O que mudou, desde aquela época? É que o PT, de partido "alternativo", passou a ser o partido da oposição. À medida que o PMDB foi assumindo o poder, numa estratégia de transição conservadora, o PT foi crescendo pela incorporação dos setores excluídos desse processo.
Grupos de esquerda ortodoxa, por exemplo, disputaram com maior ou menor sucesso o privilégio de "fazer a cabeça" do Lula. A aposta do PT numa maior organização da sociedade levou a um amálgama entre o partido e as comunidades de base da Igreja. Militâncias atrasadas, do gênero PC do B, entraram em aliança objetiva com o PT.
A base, ou melhor, "as bases" de que o PT tanto falava deram-lhe o peso, a força de gravidade; mas sem a graça e a leveza dos anos iniciais.
Enquanto isso, o que ocorria "lá em cima", no Estado? Ocorria um processo de democratização que levava o PT a apresentar-se, por bem ou por mal, como alternativa às eleições que iam acontecendo.
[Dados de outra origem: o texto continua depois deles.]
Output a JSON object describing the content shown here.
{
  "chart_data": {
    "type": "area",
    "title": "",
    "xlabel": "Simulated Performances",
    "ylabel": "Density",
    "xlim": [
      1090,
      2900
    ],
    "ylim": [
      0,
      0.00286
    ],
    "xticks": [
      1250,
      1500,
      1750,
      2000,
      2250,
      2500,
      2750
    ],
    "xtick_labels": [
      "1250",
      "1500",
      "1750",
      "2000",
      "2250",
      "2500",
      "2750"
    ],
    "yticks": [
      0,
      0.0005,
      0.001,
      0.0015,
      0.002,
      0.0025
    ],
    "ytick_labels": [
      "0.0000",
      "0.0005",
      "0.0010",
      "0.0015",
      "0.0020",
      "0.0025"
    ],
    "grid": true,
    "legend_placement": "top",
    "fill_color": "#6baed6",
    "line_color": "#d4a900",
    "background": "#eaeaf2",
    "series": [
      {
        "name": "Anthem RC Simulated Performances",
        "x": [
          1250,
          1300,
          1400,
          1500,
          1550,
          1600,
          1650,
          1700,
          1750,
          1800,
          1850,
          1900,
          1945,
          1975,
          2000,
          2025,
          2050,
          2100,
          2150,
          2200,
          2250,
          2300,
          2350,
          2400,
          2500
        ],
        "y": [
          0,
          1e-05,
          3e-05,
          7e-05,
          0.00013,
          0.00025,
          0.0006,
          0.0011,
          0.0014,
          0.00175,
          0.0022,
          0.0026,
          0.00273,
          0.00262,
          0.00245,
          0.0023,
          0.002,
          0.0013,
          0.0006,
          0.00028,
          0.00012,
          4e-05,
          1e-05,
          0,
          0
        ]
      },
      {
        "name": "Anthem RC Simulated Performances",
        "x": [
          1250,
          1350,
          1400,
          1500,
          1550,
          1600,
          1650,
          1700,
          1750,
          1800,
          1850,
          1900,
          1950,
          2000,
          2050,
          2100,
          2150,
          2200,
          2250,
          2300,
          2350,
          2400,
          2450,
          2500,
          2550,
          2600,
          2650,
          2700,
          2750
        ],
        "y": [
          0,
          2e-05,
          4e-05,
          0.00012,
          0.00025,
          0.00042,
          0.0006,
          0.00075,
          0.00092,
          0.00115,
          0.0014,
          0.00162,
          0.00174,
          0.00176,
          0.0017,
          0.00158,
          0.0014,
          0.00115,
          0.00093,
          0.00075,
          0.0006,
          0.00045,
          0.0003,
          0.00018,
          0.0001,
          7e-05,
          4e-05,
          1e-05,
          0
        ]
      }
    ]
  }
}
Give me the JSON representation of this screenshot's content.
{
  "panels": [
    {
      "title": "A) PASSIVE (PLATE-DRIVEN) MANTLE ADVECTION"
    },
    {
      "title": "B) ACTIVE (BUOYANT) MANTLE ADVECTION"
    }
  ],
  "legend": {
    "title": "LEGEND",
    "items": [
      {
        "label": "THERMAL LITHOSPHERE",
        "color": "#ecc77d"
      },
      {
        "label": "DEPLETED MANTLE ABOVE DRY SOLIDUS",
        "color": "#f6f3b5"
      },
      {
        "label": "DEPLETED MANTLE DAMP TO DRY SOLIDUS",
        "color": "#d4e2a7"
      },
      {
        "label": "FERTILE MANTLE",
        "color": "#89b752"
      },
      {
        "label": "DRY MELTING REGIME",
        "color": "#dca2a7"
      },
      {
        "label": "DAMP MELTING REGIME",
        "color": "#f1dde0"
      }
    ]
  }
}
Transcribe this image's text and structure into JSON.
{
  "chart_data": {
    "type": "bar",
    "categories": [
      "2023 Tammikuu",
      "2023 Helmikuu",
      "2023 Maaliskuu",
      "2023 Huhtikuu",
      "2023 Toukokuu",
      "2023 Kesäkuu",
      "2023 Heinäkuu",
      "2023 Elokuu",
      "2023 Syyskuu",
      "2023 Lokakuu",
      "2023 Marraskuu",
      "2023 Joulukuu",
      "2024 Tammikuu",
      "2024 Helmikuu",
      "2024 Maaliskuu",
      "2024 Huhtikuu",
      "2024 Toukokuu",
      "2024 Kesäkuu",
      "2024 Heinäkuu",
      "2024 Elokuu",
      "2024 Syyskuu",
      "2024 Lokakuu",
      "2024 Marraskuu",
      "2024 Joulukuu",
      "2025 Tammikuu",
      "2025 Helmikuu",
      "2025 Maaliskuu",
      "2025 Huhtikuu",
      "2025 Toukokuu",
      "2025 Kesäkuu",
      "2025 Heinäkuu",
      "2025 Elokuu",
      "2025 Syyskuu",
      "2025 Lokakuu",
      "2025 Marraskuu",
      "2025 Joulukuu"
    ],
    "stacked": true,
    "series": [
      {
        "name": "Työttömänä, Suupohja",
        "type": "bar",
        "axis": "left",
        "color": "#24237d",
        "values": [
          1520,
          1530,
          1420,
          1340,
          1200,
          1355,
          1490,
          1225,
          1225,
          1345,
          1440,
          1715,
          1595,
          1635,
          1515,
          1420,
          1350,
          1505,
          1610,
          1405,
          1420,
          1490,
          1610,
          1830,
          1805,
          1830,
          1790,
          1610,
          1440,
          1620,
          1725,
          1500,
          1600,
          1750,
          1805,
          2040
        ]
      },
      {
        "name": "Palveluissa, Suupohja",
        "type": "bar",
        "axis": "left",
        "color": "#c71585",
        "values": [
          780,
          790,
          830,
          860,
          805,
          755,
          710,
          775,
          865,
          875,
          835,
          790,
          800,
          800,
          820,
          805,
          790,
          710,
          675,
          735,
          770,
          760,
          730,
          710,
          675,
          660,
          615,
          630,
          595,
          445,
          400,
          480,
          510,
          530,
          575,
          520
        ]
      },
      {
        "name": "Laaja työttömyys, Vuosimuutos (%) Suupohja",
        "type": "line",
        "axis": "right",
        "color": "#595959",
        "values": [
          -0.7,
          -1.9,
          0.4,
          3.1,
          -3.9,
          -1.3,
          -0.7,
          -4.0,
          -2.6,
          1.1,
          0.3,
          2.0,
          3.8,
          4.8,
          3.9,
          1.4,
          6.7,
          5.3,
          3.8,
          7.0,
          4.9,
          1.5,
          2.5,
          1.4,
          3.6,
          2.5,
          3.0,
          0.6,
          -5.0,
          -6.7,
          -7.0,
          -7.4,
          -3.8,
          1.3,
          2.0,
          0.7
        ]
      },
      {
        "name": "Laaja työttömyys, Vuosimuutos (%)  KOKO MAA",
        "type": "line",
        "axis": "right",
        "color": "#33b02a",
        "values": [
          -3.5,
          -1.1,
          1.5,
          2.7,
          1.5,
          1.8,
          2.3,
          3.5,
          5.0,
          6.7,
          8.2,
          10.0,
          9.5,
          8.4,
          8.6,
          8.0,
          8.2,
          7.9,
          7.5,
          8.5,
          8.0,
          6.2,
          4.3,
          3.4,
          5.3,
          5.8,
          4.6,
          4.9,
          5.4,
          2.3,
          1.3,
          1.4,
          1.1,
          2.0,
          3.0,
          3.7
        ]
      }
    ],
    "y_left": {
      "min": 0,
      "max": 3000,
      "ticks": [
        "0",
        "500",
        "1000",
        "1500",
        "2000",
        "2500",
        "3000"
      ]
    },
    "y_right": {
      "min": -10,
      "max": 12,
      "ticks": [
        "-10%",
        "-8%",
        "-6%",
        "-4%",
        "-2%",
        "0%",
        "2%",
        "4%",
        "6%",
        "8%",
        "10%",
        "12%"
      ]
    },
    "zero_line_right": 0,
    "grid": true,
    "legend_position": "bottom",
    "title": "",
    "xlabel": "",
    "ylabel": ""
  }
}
Por paradoxal que pareça, a democracia trouxe novos problemas ao PT. Sua aposta inicial, ainda hoje eloquente, era a de uma organização dos setores populares. Trabalho pedagógico, comunitário, no plano microssocial das vizinhanças e associações de bairro. Mas o PT também tinha de lançar candidatos no plano "macro": prefeituras, governos, presidência.
Paralelamente, seu discurso teve de se dividir. Pois de um lado há o apelo, a denúncia da miséria, a luta em defesa dos grupos desorganizados da população. E de outro lado o PT depende de uma militância "organizada", ou seja, a dos sindicatos bem constituídos, dos funcionários públicos, dos professores etc.
As caravanas de Lula expressam bem esse problema. Impunha-se levar a mensagem do PT aos "grotões" miseráveis —onde, aliás, promessas de redenção social devem soar iguais se vindas de Lula ou de ACM. Impunha-se, também, manter precariamente o charme junto à classe média. Fora isso, resolver o problema do corporativismo dos grupos sociais em que o PT encontrava sua base tão querida.
E, enquanto caía o muro de Berlim, a defesa de Cuba tornou-se ponto de honra no discurso petista.
A meu ver, o PT se encontra hoje sitiado, pelo menos, em quatro frentes. A frente dos miseráveis desorganizados, aos quais, por princípio, deveria organizar, mas que pela contingência eleitoral se vê sempre forçado a tratar como público nos palanques ou telas de TV. A frente da classe média avançadinha, que ainda confia na heterodoxia e na modernidade do partido. A frente dos organizadores e militantes, pouco avançados, corporativos, igrejeiros. E a frente da cúpula, cuja antiga experiência no setor público (Luiza Erundina) ou cuja confiança na racionalidade do Estado e desencanto com as demais frentes (Weffort) levam-na a aderir a projetos na aparência (só na aparência) mais viáveis.
Entre essas quatro frentes (esqueci-me de mais uma: a frente dos parlamentares do PT), entre tudo isso, temos Lula, administrando o partido como um Ulysses Guimarães.
Não é o caso de tocar um tango argentino, como no verso fúnebre de Manuel Bandeira. Mas uma valsa vienense, a esta altura, até que vem a calhar.